Guaranteed: Hitler Mentioned Below

Chatterboxes are by nature a competitive breed. So This Chatterbox grew a mite envious when his nefarious rival, The Other Chatterbox, unleashed a blitzkrieg with his recent commentary about Field Marshal Rommel, the original Desert Fox. Sure, Nazis are one of those sure-fire topics like Abe Lincoln, cats, and the future of NATO. But it’s not easy to work Hitler into items about Bob Livingston’s sex life.

All this is prelude to a dispiriting news story that went out over Tuesday’s AP wire, but seems not to have been picked up by any major American paper aside from the conservativeWashington Times. Last weekend, during the final throes of the Iraq attack, the AP transmitted a photo of a soon-to-be-dropped, 2,000-pound bomb waiting to be loaded onto an F-18 from the deck of the USS Enterprise . What made the bomb so photogenic was the old-fashioned graffiti that seamen had scrawled all over it, including an inscription that read, “Here’s a Ramadan present from Chad Rickenberg.”

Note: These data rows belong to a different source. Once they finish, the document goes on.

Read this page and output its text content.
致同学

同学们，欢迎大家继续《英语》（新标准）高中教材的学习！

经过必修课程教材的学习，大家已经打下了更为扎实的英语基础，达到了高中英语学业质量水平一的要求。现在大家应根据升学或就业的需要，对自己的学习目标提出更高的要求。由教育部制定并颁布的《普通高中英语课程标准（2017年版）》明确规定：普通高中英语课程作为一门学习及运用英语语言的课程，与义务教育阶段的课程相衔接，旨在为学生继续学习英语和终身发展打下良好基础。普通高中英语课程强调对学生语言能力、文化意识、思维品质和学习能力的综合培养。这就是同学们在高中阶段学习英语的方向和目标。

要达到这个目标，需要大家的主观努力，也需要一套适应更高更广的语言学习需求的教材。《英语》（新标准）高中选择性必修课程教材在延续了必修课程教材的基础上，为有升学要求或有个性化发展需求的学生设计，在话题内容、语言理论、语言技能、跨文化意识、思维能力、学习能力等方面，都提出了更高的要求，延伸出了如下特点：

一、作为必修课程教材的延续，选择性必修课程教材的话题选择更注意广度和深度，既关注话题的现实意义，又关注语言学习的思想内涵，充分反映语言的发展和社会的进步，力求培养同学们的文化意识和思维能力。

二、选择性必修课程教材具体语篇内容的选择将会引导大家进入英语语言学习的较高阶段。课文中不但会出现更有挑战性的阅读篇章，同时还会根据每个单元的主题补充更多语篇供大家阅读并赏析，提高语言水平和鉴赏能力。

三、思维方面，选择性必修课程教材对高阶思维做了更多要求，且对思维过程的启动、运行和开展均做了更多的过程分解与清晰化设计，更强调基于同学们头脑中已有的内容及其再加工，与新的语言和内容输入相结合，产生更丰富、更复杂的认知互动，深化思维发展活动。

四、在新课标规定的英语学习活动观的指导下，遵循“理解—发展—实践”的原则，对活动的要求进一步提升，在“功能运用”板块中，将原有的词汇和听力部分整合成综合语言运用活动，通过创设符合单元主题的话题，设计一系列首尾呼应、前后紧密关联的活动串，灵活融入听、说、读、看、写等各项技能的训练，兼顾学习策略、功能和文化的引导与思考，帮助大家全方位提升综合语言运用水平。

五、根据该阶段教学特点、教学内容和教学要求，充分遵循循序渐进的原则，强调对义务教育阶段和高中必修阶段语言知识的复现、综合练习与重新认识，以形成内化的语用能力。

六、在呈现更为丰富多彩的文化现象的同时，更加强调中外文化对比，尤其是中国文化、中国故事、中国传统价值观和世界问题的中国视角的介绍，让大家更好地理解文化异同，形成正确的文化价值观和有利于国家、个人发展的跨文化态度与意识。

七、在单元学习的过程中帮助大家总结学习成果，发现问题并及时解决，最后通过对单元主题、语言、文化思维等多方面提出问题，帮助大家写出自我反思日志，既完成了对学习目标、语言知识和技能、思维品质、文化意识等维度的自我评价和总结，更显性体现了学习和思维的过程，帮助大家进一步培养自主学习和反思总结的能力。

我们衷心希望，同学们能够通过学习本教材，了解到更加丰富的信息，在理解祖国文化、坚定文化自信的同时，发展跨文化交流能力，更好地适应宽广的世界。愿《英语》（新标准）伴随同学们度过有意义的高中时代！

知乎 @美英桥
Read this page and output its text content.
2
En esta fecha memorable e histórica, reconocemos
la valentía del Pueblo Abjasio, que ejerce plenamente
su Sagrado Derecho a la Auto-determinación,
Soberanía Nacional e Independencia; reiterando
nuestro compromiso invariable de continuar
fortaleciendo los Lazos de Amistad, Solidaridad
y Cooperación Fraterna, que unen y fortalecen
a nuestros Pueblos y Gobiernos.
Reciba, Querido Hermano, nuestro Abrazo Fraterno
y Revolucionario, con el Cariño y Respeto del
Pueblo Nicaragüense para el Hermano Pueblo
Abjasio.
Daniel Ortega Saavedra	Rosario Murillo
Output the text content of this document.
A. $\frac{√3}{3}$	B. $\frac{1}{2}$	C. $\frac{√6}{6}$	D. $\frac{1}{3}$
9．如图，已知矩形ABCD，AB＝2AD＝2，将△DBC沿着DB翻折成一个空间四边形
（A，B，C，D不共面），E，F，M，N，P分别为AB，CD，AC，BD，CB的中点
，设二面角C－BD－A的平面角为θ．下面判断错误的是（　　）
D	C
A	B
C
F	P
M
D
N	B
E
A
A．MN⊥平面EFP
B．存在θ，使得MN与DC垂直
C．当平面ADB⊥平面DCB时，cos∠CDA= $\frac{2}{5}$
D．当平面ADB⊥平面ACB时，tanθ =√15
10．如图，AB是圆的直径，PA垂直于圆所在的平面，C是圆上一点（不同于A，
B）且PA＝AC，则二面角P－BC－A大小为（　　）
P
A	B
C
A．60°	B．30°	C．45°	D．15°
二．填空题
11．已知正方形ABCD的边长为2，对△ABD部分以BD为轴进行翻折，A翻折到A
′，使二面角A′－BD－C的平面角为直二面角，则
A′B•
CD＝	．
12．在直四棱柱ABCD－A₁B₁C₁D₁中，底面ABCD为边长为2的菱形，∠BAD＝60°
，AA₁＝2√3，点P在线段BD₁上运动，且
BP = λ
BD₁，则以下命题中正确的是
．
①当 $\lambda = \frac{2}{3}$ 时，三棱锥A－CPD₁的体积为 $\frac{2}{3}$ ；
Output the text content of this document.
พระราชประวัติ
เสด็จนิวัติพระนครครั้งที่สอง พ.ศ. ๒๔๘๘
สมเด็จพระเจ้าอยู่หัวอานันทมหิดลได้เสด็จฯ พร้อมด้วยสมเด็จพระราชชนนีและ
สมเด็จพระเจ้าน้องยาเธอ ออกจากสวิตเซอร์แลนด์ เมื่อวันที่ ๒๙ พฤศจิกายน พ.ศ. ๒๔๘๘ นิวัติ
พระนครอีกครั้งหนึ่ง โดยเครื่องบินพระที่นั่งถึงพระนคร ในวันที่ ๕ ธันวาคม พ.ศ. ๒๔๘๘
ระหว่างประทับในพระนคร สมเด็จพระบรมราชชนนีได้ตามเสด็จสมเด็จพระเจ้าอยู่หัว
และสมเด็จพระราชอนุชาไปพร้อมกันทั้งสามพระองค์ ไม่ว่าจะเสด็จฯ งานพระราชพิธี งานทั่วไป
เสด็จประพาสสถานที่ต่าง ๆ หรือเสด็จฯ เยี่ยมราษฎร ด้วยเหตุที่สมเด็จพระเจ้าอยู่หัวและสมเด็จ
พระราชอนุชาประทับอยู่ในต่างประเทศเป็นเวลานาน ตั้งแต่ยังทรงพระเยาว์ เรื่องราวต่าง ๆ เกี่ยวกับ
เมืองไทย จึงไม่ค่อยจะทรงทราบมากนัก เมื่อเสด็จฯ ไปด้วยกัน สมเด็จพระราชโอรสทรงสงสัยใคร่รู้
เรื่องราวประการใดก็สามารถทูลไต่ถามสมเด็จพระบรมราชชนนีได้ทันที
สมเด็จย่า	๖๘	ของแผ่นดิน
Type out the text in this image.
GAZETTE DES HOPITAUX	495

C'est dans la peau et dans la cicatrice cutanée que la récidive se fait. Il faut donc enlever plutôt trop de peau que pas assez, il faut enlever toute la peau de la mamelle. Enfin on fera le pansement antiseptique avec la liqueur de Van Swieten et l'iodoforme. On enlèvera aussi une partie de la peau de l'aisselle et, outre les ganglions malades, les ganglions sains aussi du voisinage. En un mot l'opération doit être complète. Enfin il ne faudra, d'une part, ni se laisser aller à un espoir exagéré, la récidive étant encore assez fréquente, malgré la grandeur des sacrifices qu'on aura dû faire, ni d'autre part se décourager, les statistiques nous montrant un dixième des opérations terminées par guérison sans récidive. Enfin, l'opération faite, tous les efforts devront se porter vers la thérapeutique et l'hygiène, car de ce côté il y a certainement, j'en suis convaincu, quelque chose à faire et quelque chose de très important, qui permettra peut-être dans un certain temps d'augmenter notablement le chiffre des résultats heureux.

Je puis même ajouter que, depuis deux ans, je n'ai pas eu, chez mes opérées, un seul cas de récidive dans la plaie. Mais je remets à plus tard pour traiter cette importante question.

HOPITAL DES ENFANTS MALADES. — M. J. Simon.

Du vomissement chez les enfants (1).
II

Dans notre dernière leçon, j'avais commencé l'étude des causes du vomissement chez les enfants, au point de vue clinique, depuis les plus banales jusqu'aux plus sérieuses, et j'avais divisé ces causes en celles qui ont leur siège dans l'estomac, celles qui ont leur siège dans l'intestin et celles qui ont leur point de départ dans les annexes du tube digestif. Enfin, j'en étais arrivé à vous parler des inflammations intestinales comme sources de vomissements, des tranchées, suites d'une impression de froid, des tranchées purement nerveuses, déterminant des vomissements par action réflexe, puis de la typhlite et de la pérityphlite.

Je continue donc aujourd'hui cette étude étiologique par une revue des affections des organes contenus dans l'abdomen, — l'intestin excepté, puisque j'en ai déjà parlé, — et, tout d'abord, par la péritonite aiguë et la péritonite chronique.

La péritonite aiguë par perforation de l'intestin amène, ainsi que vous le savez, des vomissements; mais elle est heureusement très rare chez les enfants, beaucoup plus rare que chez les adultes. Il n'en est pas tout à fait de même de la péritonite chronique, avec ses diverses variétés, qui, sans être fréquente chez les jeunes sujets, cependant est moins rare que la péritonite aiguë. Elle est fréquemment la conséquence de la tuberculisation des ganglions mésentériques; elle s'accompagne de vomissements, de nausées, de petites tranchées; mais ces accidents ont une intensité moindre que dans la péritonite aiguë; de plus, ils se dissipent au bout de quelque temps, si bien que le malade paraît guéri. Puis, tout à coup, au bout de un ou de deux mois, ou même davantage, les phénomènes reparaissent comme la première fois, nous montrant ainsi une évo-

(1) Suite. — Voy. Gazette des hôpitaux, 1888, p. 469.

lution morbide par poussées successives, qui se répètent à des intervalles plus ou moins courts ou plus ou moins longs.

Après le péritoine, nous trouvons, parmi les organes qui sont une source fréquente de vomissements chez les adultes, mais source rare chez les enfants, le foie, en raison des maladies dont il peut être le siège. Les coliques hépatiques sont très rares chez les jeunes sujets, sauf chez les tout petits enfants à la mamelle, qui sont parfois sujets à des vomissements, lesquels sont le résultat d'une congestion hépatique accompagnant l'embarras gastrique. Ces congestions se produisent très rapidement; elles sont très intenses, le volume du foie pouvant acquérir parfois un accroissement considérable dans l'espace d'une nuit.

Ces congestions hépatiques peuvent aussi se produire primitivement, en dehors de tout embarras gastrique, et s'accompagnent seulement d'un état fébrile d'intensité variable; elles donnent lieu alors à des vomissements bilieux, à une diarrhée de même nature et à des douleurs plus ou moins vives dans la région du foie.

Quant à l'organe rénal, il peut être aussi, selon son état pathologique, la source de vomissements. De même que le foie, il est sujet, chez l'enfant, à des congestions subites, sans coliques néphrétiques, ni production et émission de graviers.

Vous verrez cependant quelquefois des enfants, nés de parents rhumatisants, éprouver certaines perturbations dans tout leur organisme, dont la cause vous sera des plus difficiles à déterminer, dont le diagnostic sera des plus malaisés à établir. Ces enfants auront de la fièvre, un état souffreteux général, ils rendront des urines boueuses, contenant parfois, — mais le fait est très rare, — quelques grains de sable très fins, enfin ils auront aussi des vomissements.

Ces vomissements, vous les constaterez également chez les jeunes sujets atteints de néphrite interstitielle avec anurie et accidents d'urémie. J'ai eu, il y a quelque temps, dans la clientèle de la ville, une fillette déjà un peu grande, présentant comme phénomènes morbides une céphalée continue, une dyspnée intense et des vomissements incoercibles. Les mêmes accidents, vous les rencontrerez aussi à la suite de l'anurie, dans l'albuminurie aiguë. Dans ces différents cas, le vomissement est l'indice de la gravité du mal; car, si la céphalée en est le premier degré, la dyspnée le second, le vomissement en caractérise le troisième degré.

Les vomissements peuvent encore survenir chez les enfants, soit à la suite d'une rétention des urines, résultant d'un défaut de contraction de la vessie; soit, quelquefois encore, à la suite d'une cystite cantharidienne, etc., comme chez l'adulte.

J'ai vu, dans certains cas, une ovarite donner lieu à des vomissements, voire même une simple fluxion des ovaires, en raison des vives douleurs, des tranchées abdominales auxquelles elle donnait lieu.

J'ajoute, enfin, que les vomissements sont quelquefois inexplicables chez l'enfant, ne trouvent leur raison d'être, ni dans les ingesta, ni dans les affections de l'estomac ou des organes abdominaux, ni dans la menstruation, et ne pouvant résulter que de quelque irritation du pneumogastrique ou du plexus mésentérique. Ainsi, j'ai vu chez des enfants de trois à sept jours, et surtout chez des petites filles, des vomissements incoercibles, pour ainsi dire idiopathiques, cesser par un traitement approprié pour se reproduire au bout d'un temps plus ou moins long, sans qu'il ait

Poor Seaman Rickenberg. Now that the air strikes against Saddam are over, the Pentagon finally has time to deal with the major issues raised by the bombardment of Baghdad. In an inspiring boost to military morale, Pentagon spokesman Ken Bacon Tuesday derided Rickenberg’s bomb-side prose as “thoughtless graffiti mentioning the holy month of Ramadan.” Laying it on thick, Bacon piously stated, “Religious intolerance is an anathema to Secretary of Defense William S. Cohen and to all Americans who cherish the right to worship freely.” Particularly self-righteous was Bacon’s final line: “This incident is a rare exception that does not reflect American policy or values.”

Implicit in Bacon’s comments was the suggestion that in the future the U.S. government might want to stencil on the side of every bomb this disclaimer: “The attached ordnance was launched with love and an abiding respect for your religious beliefs, race, gender and ethnicity. Any damage caused by this ordnance does not reflect American policy or values.”

Although Chatterbox’s own military record consists of serving alongside Bill Clinton in avoiding the Vietnam War, he has a hunch that in prior combat the military was not nearly so sensitive about the feelings of those being bombed. It is hard, for example, to imagine Secretary of War Henry Stimson expressing public revulsion in late 1944 over some lowly GI who had scrawled on a bomb, “Merry Christmas, Herr Hitler.”

Memo to The Other Chatterbox: Watch out, you’re not the only one who can invoke the Nazis in a sensationalistic effort to goose-step the ratings of the high-minded political commentary that normally appears in this space.